Pantau Flash
No market data
HOME  ⁄  Nasional

Investasi Raksasa Eni Senilai 15 Miliar Dolar AS Dorong Proyek Gas Laut Dalam di Kalimantan Timur

Oleh Arian Mesa
SHARE   :

Investasi Raksasa Eni Senilai 15 Miliar Dolar AS Dorong Proyek Gas Laut Dalam di Kalimantan Timur
Foto: Kepala SKK Migas Djoko Siswanto (sumber: ANTARA/Putu Indah Savitri)

Pantau - Perusahaan energi global asal Italia, Eni, resmi mengambil keputusan final investment decision (FID) untuk proyek pengembangan gas laut dalam di lepas pantai Kalimantan Timur dengan nilai investasi sekitar 15 miliar dolar AS.

Kepala SKK Migas Djoko Siswanto menyampaikan bahwa keputusan tersebut menjadi sinyal kuat kepercayaan investor global terhadap sektor hulu migas Indonesia.

"Keputusan investasi ini menunjukkan kepercayaan besar investor global terhadap sektor hulu migas Indonesia," ungkapnya.

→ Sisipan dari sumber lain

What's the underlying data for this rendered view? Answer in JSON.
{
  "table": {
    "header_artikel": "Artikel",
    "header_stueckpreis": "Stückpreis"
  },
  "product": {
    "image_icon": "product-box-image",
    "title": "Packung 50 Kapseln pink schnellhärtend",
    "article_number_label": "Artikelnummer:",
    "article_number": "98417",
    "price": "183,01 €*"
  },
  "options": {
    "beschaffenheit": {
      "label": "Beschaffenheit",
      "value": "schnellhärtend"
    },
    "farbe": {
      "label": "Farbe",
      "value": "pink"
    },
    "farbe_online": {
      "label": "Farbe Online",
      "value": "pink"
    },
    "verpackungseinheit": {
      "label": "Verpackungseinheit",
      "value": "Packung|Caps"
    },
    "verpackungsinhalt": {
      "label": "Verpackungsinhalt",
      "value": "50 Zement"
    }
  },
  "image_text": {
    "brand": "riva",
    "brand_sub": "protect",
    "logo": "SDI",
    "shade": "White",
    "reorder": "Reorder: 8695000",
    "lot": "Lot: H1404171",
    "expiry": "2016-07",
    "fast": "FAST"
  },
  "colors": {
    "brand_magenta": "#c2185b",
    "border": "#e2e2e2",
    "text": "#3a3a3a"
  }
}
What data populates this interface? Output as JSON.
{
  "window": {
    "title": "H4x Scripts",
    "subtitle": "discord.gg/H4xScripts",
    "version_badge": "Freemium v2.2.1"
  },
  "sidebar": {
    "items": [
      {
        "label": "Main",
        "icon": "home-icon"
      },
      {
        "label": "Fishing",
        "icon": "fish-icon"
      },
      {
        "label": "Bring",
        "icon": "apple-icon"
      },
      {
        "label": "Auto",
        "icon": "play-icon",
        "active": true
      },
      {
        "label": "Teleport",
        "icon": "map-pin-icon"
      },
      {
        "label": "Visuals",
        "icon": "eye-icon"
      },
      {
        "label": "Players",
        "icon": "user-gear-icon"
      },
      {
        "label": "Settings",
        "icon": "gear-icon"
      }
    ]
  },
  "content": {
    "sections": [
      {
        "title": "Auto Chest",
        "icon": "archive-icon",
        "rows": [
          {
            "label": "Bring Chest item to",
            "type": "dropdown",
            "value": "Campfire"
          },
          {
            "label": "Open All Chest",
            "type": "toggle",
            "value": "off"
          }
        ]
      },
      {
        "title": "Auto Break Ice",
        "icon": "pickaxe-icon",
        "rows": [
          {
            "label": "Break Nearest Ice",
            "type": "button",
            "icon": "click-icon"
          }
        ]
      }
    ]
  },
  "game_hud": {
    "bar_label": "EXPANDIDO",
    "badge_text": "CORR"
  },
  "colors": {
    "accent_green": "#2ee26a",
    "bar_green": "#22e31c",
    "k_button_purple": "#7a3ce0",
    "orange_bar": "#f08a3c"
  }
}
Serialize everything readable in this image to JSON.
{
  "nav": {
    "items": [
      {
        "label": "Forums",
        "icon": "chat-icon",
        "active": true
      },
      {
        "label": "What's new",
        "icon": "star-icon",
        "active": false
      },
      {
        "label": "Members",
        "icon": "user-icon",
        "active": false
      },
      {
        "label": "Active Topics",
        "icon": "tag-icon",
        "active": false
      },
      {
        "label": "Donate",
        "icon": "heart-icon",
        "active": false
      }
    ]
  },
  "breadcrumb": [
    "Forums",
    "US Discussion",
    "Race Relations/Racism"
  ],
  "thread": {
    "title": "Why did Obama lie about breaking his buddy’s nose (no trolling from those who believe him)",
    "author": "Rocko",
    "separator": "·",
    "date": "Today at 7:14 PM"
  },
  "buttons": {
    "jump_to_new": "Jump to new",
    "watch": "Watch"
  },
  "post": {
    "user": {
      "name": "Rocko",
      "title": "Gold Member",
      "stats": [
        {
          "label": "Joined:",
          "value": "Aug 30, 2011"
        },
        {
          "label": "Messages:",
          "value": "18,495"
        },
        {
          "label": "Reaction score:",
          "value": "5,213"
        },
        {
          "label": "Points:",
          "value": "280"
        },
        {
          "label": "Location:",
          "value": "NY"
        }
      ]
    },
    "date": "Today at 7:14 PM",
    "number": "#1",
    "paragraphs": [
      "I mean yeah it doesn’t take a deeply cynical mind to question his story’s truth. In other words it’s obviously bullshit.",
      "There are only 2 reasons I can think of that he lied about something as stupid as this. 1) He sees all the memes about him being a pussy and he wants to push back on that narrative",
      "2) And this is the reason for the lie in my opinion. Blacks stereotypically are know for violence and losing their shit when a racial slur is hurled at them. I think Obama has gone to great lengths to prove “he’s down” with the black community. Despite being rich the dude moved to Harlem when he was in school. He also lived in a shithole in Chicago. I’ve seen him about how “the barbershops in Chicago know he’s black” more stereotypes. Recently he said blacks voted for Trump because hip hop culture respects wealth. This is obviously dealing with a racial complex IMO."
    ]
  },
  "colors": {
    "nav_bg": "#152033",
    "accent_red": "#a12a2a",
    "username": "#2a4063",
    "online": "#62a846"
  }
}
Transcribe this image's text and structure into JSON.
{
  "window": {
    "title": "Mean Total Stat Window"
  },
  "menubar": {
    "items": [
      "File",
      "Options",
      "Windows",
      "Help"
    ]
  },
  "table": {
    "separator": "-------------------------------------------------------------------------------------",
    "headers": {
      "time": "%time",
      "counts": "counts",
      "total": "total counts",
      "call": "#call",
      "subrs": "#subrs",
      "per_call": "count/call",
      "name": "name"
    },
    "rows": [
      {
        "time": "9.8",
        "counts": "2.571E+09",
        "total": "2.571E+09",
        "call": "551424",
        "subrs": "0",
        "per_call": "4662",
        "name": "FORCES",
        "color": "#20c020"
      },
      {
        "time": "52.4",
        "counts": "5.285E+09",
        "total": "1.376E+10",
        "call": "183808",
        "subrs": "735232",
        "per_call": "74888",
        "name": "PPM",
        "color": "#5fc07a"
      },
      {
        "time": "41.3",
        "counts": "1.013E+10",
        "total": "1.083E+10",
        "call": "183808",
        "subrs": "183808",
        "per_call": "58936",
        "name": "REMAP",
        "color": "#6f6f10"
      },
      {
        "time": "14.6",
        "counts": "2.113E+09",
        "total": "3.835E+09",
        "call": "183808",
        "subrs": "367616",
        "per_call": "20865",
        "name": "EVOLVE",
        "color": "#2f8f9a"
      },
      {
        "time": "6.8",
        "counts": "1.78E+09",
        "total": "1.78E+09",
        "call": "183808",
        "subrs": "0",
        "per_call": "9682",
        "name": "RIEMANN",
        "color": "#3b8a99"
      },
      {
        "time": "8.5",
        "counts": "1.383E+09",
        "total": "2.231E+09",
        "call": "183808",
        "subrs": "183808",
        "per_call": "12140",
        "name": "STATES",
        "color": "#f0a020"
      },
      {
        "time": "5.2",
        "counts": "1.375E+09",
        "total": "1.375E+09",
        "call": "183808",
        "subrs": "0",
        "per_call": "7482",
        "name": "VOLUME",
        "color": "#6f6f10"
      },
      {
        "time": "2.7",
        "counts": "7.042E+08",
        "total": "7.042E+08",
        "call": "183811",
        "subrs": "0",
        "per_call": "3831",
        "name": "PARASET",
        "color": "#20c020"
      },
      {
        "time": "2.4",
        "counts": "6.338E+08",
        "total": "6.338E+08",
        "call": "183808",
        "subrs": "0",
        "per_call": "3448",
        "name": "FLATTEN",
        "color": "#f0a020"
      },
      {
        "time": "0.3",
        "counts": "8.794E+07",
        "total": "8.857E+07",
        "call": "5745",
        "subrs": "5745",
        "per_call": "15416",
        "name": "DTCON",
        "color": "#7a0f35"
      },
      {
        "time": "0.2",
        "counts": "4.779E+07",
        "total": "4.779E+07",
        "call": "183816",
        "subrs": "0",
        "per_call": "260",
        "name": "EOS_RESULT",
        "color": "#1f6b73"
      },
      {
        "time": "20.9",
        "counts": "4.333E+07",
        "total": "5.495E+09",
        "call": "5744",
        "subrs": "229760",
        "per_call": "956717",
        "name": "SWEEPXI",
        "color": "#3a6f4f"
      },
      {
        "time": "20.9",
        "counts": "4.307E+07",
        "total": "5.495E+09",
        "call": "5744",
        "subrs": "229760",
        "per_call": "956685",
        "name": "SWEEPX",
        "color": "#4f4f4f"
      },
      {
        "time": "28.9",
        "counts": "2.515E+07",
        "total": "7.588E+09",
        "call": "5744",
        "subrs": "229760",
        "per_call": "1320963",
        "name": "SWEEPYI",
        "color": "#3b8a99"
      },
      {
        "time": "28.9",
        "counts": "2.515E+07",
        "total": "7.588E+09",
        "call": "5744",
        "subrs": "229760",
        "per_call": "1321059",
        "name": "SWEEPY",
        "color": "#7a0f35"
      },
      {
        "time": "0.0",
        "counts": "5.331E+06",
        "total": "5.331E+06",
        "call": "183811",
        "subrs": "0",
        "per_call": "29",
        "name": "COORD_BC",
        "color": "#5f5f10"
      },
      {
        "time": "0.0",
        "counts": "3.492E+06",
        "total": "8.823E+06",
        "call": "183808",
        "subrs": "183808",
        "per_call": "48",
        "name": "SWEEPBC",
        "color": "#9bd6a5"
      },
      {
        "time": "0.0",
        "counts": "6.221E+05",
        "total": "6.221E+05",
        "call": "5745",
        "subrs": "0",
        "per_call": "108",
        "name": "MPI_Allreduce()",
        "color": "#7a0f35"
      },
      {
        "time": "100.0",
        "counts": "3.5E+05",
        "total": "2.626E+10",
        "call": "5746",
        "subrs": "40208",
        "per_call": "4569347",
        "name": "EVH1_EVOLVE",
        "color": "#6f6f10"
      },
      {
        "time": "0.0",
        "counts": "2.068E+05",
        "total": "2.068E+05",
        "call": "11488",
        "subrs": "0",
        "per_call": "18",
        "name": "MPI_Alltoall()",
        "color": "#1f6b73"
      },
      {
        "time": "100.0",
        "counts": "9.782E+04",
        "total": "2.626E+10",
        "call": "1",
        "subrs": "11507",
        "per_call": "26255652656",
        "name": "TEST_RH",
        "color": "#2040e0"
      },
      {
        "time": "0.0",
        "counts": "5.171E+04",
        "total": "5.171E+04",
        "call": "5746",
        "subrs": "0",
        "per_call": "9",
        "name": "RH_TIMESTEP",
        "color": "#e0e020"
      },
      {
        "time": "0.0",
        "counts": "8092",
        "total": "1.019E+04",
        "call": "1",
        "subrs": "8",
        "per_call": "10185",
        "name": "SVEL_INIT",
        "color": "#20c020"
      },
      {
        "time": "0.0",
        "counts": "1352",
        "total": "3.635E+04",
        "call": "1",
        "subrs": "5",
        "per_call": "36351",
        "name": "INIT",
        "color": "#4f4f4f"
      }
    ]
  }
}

Keputusan FID ini dinilai relatif cepat karena hanya memakan waktu sekitar 18 bulan setelah persetujuan plan of development (POD) pada 2024, sekaligus mencerminkan percepatan pengembangan proyek migas laut dalam di Indonesia.

Pengembangan Dua Hub Gas Laut Dalam

Pengembangan proyek ini mencakup dua wilayah utama yakni Gendalo-Gandang (South Hub) dan Geng North-Gehem (North Hub) yang akan memanfaatkan teknologi produksi laut dalam serta infrastruktur yang sudah tersedia.

Pada South Hub, pengembangan dilakukan di kedalaman laut antara 1.000 hingga 1.800 meter dengan pengeboran tujuh sumur produksi yang dihubungkan ke fasilitas Jangkrik Floating Production Unit (FPU).

Sementara itu, North Hub akan melibatkan pengeboran 16 sumur pada kedalaman hingga 2.000 meter yang terhubung ke fasilitas produksi terapung baru berupa Floating Production Storage and Offloading (FPSO).

FPSO tersebut dirancang memiliki kapasitas pemrosesan lebih dari 1 miliar kaki kubik gas per hari atau sekitar 1.000 MMSCFD serta mampu memproduksi sekitar 90.000 barel kondensat per hari.

Target Produksi dan Dampak Ekonomi

Total potensi sumber daya dari proyek ini diperkirakan mencapai 10 triliun kaki kubik gas (TCF) dan 550 juta barel kondensat dengan target produksi dimulai pada 2028.

Produksi diproyeksikan mencapai puncaknya pada 2029 dengan kapasitas sekitar 2 miliar kaki kubik gas per hari yang akan dialirkan ke darat untuk memenuhi kebutuhan domestik serta mendukung produksi LNG di Bontang bagi pasar dalam negeri dan ekspor.

Pemanfaatan fasilitas seperti Jangkrik FPU dan reaktivasi Train F Kilang LNG Bontang ditujukan untuk menekan biaya sekaligus mempercepat proses komersialisasi gas.

Investasi ini juga diperkirakan memberikan dampak ekonomi luas termasuk penyerapan ribuan tenaga kerja serta menjadi bagian dari kerja sama bisnis antara Eni dan Petronas Malaysia yang menargetkan pembentukan entitas baru dengan produksi gabungan lebih dari 500.000 barel setara minyak per hari pada 2029.

Pemerintah bersama SKK Migas akan terus mendorong percepatan proyek strategis ini agar memberikan manfaat maksimal bagi perekonomian nasional dan masyarakat.